Today is a crazy day over here. I'm getting the full taste of mobile baby-ness. Sora may as well be walking because she's crawling and standing up/side-stepping fast enough that she's touching everything she can that I haven't blocked from her reach. She's chasing a cat's tail right now. Poor cat. LOL. I experienced my first baby-wrestling earlier to change a dirty diaper... Wowza. I was nearly sweating after that one! bigeyes.gif Then I was bending over her to blow raspberries on her belly, and she decided to do a sit-up at the exact moment I went in for the belly... *head bang* Yeahhhh she started wailing and now has a big red bump on her forehead. Oops!

 

RE: Friends. I have IRL friends that I've met as a lifetime student redface.gif, through work over the years, through other friends, out on walks with the baby/chatting up neighbors, and those I've met online and became friends with IRL. I only have one friend I still keep in contact with occasionally from my teens and younger, and she moved across the country so we're pretty distant now. I find that friendships seem to always evolve as both parties age... I wouldn't even get along now with most of the people I hung out with earlier in my 20's. And that's why we went our separate ways! I make more meaningful friendships now that I am in my mid/late 20's and know who I am and what I want. And right now as a mom? I love IRL mom friends for hangouts with our kids, but I don't have any BFF mom friends yet. I'm not as interested in making more super good friends right now, whereas I used to want more and more and more all the time! I'm so busy now, I value alone time a lot more, and I just don't feel like socializing as much.
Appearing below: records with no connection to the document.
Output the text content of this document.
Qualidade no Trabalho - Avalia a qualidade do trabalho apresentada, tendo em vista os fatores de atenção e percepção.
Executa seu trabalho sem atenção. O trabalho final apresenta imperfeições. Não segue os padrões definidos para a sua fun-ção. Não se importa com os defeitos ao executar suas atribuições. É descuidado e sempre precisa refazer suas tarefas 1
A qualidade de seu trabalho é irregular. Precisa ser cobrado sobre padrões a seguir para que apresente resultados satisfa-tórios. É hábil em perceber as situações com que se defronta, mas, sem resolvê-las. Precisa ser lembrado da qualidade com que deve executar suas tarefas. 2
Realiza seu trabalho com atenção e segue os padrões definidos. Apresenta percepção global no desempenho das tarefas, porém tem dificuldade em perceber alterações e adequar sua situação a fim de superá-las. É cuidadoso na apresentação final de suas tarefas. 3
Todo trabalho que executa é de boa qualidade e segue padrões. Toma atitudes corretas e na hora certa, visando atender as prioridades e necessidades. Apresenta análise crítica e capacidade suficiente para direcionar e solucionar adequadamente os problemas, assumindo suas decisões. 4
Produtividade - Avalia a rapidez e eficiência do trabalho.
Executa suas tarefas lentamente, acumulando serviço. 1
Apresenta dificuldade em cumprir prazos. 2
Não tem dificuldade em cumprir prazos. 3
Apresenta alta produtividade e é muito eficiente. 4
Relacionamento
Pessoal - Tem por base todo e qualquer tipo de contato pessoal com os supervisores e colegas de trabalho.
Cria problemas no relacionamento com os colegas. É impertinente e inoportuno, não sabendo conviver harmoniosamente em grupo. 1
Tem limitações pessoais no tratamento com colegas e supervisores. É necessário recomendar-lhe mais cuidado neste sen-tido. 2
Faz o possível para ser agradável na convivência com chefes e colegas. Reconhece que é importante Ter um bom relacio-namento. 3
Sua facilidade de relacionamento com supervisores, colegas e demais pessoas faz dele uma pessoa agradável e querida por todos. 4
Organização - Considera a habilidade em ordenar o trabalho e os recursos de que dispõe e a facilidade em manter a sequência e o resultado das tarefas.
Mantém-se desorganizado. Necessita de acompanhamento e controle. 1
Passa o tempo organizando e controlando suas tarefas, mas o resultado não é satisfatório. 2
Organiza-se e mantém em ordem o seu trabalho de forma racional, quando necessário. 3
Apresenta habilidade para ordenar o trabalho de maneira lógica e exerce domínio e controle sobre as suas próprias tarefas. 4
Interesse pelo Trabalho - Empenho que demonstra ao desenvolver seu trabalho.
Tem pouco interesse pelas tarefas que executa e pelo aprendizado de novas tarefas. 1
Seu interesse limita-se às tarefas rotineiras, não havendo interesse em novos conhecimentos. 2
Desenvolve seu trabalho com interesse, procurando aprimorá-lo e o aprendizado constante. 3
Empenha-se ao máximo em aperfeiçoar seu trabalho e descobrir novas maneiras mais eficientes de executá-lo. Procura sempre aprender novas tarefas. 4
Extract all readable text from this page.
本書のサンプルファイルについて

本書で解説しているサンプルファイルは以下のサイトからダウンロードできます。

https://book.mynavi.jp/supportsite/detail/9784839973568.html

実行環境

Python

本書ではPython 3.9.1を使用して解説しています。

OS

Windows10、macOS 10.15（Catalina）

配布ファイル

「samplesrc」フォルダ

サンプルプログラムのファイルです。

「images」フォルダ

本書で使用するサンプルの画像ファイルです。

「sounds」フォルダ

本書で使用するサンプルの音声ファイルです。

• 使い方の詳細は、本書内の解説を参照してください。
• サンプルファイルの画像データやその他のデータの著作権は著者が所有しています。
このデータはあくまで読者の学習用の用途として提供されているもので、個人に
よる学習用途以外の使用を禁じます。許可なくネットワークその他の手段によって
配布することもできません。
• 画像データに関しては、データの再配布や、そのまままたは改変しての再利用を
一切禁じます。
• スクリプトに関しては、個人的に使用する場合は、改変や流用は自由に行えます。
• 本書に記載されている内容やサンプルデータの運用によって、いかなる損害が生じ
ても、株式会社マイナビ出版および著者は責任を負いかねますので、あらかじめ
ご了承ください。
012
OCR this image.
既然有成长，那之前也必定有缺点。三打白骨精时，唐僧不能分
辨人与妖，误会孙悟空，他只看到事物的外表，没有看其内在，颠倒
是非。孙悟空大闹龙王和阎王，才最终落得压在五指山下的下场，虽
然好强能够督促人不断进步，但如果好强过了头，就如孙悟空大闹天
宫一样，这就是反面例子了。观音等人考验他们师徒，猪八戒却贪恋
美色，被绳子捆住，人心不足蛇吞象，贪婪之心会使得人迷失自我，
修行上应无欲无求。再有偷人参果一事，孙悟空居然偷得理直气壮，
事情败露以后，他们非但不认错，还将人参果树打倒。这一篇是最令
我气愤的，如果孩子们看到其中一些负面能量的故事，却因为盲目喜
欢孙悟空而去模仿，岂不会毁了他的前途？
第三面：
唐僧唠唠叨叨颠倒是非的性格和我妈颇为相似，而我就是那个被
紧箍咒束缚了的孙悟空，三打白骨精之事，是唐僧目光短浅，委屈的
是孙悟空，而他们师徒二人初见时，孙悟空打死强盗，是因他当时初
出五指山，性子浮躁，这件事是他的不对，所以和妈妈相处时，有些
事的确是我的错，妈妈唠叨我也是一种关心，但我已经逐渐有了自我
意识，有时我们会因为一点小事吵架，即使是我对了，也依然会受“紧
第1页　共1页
I'm cool with that. Once every other week is enough for me. Friendships are a lot more work to maintain as a busy mommy, whew.

post #140 of 272

Oh I feel you on the mobility thing!  Bettie isn't crawling at ALL but is standing up on everything she can try to...and lots of things she shouldn't.  Yesterday I put ODD's guitar in front of her to try to get her to play the strings a little and quit crying for 30 whole seconds while I moved our record player downstairs.  So while I was downstairs for 30 seconds she stood up on it, it slipped across the floor, and now she has 2 perfect guitar string marks on her forehead eyesroll.gif  And on the OTHER side she has another little bruise from falling head first into the hearth.

 

My really big concern is that she looks the size of an average 3-4 month old, and that is how old people generally think she is before they ask.  Now she is going to have these bruises on her when she looks like she is not at an age of mobility.  I can just see the stares from people thinking "how in the world did that baby get those bruises?".